The Covid-19 pandemic will “herald a new era of responsible consumption”, Unilever chief executive Alan Jope has predicted.
Speaking to CNBC, Jope said the coronavirus crisis would “accelerate” efforts among government, business and civil society to work together to tackle “big problems” such as climate change and inequality.
Jope, a Unilever veteran who took the helm at the Knorr and Magnum maker at the start of 2019, also told the business broadcaster “there’s no doubt the world’s going into recessionary times” and said the “value-for-money elements” of companies’ portfolios “will play an especially important role, probably in the next three years or so”.
Reflecting on the initial impact the crisis has had on Unilever’s sales, Jope said the Dove and Domestos owner had seen “increases in demand in some of the hygiene products” amid growing purchases worldwide of products such as soap and bleach.
However, the Scotsman had a note of caution for investors. “Let me make one very important point: coronavirus is not good news for Unilever,” he told CNBC. “We’re seeing shifts in demand, for sure. We’re seeing a big reduction in out-of-home food consumption of ice cream and restaurant products. Yes, we are seeing increases in demand in some of the hygiene products but the net effect is certainly not good news for us on a commercial basis.”
The Unilever chief said the company had seen “dramatic pantry-loading” in the US but suggested those levels had not been replicated in mature markets in Europe. “In western Europe, we saw a little bit of stocking up in the United Kingdom, but far, far less in continental Europe,” he said.
Looking ahead, Jope said Unilever was “trying to anticipate what the new normal will look like”. He added: “There’s definitely going to be some shifts that stay. I think a greater attention to hygiene. I was working and living in China at the time of SARS and that was a notable point of inflection for the consumption of digital media and purchasing online. I think this is going to mark a step-change in consumers consumption of digital media and online shopping. And, yes, we are thinking about the value-for-money bits of our portfolio because there’s no doubt the world’s going into recessionary times.”

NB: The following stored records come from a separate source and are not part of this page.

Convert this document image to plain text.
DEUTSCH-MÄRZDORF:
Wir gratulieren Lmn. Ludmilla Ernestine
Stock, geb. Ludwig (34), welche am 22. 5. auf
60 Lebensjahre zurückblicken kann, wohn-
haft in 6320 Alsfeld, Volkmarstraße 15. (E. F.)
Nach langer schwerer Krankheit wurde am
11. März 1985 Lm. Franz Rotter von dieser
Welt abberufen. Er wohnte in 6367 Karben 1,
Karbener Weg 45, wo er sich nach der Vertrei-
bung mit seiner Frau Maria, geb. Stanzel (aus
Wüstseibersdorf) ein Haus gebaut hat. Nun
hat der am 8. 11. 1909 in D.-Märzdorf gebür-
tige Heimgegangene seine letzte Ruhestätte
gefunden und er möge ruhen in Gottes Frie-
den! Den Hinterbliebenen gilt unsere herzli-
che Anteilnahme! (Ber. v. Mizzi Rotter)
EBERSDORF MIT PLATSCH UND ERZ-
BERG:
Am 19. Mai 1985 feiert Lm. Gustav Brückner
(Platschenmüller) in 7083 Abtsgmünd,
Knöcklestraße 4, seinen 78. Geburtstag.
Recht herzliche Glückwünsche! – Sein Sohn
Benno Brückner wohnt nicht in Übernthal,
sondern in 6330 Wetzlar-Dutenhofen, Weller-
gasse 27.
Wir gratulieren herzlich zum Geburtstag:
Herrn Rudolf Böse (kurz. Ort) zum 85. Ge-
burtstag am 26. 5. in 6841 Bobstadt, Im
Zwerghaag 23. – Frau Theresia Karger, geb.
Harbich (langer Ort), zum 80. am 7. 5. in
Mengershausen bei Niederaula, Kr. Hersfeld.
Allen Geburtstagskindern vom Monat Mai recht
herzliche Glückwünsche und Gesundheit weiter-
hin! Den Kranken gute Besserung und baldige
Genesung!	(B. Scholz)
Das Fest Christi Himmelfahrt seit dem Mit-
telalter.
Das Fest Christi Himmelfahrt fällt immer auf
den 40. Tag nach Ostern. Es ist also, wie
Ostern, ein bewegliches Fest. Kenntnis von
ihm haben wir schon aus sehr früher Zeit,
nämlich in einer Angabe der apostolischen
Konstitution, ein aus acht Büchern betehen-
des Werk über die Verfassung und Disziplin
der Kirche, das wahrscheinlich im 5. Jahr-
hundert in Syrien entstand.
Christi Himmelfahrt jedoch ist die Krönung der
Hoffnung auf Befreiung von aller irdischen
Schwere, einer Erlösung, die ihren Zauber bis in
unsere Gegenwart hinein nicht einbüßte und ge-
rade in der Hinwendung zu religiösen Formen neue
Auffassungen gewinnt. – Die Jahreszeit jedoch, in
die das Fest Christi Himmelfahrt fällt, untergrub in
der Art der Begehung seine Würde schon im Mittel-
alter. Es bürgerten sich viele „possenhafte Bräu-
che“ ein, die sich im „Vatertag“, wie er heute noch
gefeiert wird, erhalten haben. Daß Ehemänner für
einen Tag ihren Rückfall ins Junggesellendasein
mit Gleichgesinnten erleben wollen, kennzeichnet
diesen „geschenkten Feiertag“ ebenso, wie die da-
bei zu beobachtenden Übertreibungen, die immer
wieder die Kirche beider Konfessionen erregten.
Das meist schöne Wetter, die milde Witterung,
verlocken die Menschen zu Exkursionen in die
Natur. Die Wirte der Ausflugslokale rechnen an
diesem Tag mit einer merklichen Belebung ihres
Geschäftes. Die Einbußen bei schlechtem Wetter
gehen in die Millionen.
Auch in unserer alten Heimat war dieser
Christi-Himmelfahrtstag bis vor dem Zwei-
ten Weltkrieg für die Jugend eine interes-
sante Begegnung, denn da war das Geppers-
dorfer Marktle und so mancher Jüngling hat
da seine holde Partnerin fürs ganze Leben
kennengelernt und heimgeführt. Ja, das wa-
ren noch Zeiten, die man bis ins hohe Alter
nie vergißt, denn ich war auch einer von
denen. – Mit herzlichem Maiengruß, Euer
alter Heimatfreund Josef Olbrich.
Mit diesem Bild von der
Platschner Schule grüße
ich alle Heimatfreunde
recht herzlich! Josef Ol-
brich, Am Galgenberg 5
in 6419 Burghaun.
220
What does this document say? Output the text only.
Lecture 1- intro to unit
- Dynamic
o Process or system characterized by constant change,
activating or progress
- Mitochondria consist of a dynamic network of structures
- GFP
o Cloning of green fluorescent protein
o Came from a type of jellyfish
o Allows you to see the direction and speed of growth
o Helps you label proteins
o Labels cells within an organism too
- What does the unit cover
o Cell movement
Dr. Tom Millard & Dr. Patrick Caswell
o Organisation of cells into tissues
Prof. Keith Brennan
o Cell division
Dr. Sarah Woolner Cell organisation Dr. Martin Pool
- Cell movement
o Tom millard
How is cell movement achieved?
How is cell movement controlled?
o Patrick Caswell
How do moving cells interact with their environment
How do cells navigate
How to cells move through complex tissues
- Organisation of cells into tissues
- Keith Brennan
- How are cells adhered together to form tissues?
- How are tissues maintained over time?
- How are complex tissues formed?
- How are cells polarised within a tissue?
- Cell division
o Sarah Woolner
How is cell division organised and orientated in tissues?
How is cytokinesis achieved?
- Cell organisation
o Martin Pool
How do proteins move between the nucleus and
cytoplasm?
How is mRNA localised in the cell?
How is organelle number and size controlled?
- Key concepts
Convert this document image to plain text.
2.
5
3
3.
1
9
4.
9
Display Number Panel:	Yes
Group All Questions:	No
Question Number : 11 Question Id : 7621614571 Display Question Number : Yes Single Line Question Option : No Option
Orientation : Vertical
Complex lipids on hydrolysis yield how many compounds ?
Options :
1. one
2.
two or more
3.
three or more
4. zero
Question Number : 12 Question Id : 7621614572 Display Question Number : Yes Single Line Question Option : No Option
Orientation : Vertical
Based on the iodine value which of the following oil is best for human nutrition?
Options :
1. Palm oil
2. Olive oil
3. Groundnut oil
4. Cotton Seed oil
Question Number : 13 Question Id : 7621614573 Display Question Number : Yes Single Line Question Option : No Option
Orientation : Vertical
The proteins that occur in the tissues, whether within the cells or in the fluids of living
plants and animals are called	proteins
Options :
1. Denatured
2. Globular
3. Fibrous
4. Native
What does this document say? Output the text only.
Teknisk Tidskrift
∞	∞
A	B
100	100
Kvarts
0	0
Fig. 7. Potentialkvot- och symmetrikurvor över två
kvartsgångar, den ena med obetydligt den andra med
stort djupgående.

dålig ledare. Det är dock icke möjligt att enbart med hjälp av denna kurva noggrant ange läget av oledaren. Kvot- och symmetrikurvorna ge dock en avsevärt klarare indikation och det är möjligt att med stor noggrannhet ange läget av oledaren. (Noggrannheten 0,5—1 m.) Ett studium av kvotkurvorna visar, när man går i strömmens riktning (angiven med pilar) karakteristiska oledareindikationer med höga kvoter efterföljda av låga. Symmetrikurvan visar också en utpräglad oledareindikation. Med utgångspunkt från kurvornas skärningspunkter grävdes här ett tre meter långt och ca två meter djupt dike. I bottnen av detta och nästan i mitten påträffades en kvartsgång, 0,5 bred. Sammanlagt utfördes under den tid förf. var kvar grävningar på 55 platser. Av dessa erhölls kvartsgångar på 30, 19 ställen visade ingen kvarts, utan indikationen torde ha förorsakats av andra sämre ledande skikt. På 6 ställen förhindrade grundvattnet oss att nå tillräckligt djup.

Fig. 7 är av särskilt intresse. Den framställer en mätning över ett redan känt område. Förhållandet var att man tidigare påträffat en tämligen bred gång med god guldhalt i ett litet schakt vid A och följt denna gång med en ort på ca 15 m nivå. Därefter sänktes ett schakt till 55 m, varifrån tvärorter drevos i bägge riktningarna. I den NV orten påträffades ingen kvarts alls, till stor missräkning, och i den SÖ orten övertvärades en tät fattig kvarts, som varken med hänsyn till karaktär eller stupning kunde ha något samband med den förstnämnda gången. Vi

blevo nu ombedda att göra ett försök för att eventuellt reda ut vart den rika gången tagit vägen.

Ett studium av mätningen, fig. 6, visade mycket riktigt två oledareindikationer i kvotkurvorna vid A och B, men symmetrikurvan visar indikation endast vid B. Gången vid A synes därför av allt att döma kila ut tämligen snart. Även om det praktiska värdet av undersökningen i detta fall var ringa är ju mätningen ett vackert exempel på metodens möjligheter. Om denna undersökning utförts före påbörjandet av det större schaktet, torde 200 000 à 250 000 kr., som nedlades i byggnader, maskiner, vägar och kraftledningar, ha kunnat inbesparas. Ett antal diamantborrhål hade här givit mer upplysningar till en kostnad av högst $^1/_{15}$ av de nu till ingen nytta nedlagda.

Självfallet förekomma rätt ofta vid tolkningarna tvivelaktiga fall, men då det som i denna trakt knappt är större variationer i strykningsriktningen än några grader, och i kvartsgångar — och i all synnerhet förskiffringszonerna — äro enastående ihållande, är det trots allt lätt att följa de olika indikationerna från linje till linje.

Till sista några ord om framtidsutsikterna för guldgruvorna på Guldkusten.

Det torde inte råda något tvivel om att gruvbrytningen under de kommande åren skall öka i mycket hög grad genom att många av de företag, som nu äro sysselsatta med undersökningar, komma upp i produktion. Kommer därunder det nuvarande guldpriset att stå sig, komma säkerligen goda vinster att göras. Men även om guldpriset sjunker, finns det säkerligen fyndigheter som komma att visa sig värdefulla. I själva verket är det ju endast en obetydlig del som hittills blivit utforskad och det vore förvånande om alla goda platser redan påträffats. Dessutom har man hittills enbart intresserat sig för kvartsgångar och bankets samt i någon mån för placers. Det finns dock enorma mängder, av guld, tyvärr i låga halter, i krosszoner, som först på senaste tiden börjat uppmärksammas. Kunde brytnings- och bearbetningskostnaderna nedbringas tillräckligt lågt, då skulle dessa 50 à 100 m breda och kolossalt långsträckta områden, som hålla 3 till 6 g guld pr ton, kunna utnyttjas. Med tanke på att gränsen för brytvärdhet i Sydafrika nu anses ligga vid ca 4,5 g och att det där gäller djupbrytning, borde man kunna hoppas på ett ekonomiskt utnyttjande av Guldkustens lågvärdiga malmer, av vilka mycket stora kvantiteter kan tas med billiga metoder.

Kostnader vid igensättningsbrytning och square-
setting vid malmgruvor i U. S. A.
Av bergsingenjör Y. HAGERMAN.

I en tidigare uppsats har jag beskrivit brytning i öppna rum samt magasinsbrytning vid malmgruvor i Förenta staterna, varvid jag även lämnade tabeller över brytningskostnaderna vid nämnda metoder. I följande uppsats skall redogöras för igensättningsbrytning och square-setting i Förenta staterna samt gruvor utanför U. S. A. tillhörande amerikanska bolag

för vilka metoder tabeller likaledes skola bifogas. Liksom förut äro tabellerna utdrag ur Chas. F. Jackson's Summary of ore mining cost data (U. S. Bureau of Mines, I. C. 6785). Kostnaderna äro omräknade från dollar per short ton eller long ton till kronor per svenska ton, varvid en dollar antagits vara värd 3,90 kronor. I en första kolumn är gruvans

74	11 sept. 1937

Since Jope became Unilever CEO, he has sought to follow the thrust of a strategy drawn up by his Dutch predecessor Paul Polman and has talked up the company’s “vision” to be “the leader in sustainable business globally”.
Speaking to CNBC, he underlined Unilever would continue to push ahead with those efforts.
“I think coronavirus will herald a new era of responsible consumption. People are going to wake up and say: ‘You know what, we can’t carry on with the type of consumption that was happening before,'” he argued.
“Everyone’s known climate change [has been] a problem for a long time, inequality has been growing as a problem for quite some time. We are certainly picking up social media commentary in our listening that shows there’s an increasing awareness that these problems need to now go more addressed than they have in the past.”
Unilever is set to publish its first-quarter sales on 23 April.